Again, I'm not sure how this can be done in a practical way. Scratching
my head a bit, I'll suggest a few obvious interface points... hmm -
rather than try to remember and invent, I'll just cheat and ram in some
parts of the external declarations for my system (much easier for me!):

    log(*char message)void,
    logX(*char m1; ulong n; *char m2)void,
    logN(*char m1; ulong n; *char m2)void,
    logXNL(*char m1; ulong n)void,
    log2NL(*char m1, m2)void,
    ioShutDown(*char message)void,
    ioInitialize(*char path; ulong cacheSize)bool,
    ioRead(ulong key)arbptr,
    ioCreate(uint typ; arbptr p; uint len)ulong,
    ioDirty(ulong key)void,
    ioExpand(ulong key; uint newLen)arbptr,
    ioShrink(ulong key; uint newLen)void,
    ioReplace(ulong key; arbptr p; uint newLen)void,
    ioFlush(bool doIndex)void,
    ioDelete(ulong key)void,
    ioWrite(ulong key)void,

Interpreter: (the count is the parameter count to pass to the code)
    doProc0(ulong key)ulong,
    doProc0Top(ulong key)ulong,
    doProc1(ulong key; *char par1)ulong,
    doProc1Top(ulong key; *char par1)ulong,
    doProc2(ulong key; *char par1, par2)ulong,
    doProc2Top(ulong key; *char par1, par2)ulong,
    doProc3(ulong key; *char par1, par2, par3)ulong,
    doProc3Top(ulong key; *char par1, par2, par3)ulong,

Nope, this isn't working. Too many of the key routines (e.g. the parser)
are not exported to other server code, since it doesn't use them - they
are only exported as builtin functions to MUD code.

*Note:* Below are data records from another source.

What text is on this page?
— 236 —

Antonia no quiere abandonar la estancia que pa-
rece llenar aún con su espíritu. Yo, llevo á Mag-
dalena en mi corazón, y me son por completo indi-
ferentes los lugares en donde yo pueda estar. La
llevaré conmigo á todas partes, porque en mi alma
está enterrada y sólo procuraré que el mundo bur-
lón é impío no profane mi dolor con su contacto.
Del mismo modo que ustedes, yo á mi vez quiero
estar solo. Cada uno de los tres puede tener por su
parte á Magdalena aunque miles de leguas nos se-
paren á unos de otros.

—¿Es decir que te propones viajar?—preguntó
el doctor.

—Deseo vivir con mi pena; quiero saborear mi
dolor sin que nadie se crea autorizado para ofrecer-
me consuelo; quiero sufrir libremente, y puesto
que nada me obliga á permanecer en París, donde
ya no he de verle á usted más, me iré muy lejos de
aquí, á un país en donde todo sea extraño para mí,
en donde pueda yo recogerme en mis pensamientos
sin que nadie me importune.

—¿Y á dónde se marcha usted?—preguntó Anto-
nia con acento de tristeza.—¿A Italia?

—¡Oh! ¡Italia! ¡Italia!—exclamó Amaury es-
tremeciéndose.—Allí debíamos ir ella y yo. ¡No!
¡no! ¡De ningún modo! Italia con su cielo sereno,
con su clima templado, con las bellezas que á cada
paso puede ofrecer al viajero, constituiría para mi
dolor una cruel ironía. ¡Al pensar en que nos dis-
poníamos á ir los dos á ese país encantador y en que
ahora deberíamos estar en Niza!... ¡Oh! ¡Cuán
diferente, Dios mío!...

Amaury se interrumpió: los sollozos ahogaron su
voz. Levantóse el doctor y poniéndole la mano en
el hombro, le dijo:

Looking at the few hundred routines exported across pieces of my server,
I'd say that its not a good example. :-)

:I think we could do the same general thing with a MUD, allowing someone
:to easily plug a new command set or builder interface or programming
:language or server core into the game. In other words, we could make it
:modular, with any and all of the modules interchangeable within their
:own function set. Working to this sort of standard would allow us to
:write whatever weird and wonderful things we want, with the assurance
:that as long as it conforms to the API it's going to work well with
:other pieces.

Lets just say I'm quite sceptical. I'm interested in seeing this sort
of thing tried, mostly to see how far it can be taken, but in real life,
something of this complexity is going to grow some warts.